И он пошел, точнее — поплыл по полу в своей лиловой длиннющей, до пят, сутане. Следом за издателем, своротив пузом стол, встал и его сопровождающий, и только теперь, только теперь Григорий Викторович с ужасом обнаружил, что брюк на переводчике не было! Вместо них имело место нечто косматое, похожее на вывернутую мехом наружу овчину, и кончалось оно, это нечто, двумя здоровенными, гулко цокавшими по мрамору особняка козлиными копытцами…
Обещанный синьором Армандо аванс находился в конверте, положенном на фужер с так и не выпитым итальянцем коньяком. Григорий Викторович заглянул внутрь пухлого пакетика и обмер!
«Ах, если б не эта „Метакса“!» — скорбно вздохнул мой первый литературный наставник. В первом часу ночи, когда его выпустили из вытрезвителя, ни конверта с долларами, ни тринадцати тысяч засунутых в пистончик пиджака родных, кровных рублей при нем уже не было.
«Так, может, и этого черта во френче тоже не было: причудился, примерещился с похмелья вместе с инфернальным итальяшкой?» — пытаясь подбодрить старшего товарища, предположил я.
Унылый, седобороденький, впалощекий, молью траченный фантаст в ответ лишь тягостно вздохнул. Вздохнув вторично, он сунул похмельно дрожавшую руку во внутренний карман пиджака и достал оттуда сложенный вчетверо листок бумаги. Это был стандартный, на двух языках — итальянском и русском — экземпляр авторского договора с издательским домом «Граф Калиостро». Автор, то бишь Тюхин-Эмский, которому по западной системе «роялти» причитались 10 % от вырученной прибыли, обязывался сдать готовую к публикации рукопись не позднее 1 июня 1996 года. Под договором стояли две подписи — тюхинская и генерального директора издательства — г-на Армандо Мефистози.

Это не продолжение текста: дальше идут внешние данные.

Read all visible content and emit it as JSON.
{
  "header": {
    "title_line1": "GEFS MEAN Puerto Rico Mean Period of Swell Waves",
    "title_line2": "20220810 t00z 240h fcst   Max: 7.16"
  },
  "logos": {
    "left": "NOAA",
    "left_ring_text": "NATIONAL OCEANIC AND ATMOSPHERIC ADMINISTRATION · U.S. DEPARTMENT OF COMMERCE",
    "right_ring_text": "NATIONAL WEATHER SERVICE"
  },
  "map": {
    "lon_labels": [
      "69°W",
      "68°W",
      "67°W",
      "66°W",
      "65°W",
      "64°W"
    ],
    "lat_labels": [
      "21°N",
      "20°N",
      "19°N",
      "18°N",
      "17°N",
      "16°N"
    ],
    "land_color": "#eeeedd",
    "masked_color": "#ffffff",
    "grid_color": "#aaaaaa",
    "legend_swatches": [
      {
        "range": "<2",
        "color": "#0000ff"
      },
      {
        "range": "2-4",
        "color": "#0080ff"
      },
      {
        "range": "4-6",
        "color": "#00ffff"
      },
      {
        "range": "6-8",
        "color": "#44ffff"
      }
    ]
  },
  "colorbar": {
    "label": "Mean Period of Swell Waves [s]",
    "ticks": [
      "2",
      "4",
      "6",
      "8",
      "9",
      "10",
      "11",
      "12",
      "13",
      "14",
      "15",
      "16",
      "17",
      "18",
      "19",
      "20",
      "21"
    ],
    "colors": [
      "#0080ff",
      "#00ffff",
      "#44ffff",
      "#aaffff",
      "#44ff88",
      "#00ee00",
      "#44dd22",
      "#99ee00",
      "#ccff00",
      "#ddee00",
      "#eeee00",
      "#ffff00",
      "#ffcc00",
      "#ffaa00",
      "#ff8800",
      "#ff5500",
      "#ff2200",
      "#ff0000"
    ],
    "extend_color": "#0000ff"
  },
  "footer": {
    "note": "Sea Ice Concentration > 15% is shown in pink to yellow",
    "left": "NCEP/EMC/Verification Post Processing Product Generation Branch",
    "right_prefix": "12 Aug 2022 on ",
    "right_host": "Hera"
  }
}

«А ведь Мефисто — это по-ихнему, по-итальянски, кажется, черт! — тяжело вздохнув в третий подряд раз, сказал сам чуточку на черта похожий Тюхин. — Только вот что я скажу тебе, Эдуард, не на того они, елки зеленые, напали! Хотят, чтобы я написал им? Ну так я напишу! Я им такого понапишу, тако-ого… понасочиняю — без русской пол-литры черта лысого разберутся!.. Слушай, у тебя ничего выпить нет? Лучше дай, если есть, а то ведь помру у тебя тут от сердечной недостаточности…»
О безумец, безумец!..
Скажу честно: странноватая эта запись в тетради Царевича не очень меня удивила. Черти Григорию Викторовичу Тюхину мерещились регулярно. Я сам по этому поводу отвозил его однажды в удельнинскую психушку. Три дня как завязавший фантаст был бледен, трезв, но то и дело фукал почему-то на плечо и щелкал по нему пальцем. Когда я поинтересовался, в чем дело, он совершенно спокойно ответил: «Чечеточку бьют, сволочи! Кучерявенькие такие, с копытечками…»

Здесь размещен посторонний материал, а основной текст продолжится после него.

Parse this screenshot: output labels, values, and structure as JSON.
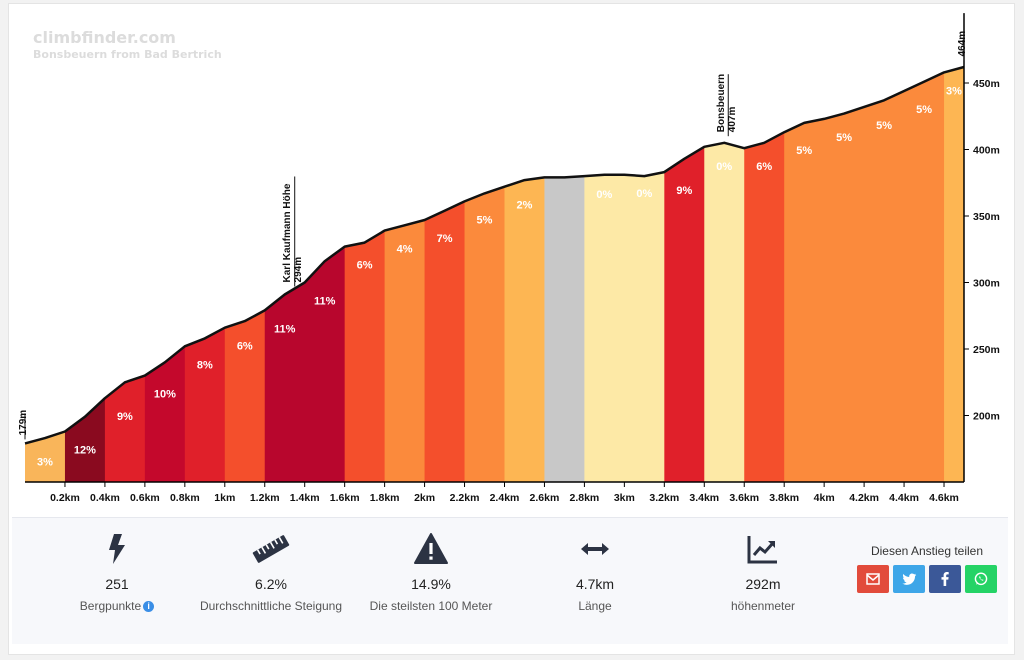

По поводу синьора Мефистози, на вечере которого в Домжуре мы с Тюхиным сидели рядом, Григорий Викторович высказался еще более парадоксально: «Знаешь, почему на нем такая длиннющая сутана? Потому что под ней — хвост!.. А шляпа-барсолина — это чтобы рога прятать. Не маэстро, а черт это, Витек!.. Слушай, у тебя… м-ме… десяточки до послезавтра не будет?»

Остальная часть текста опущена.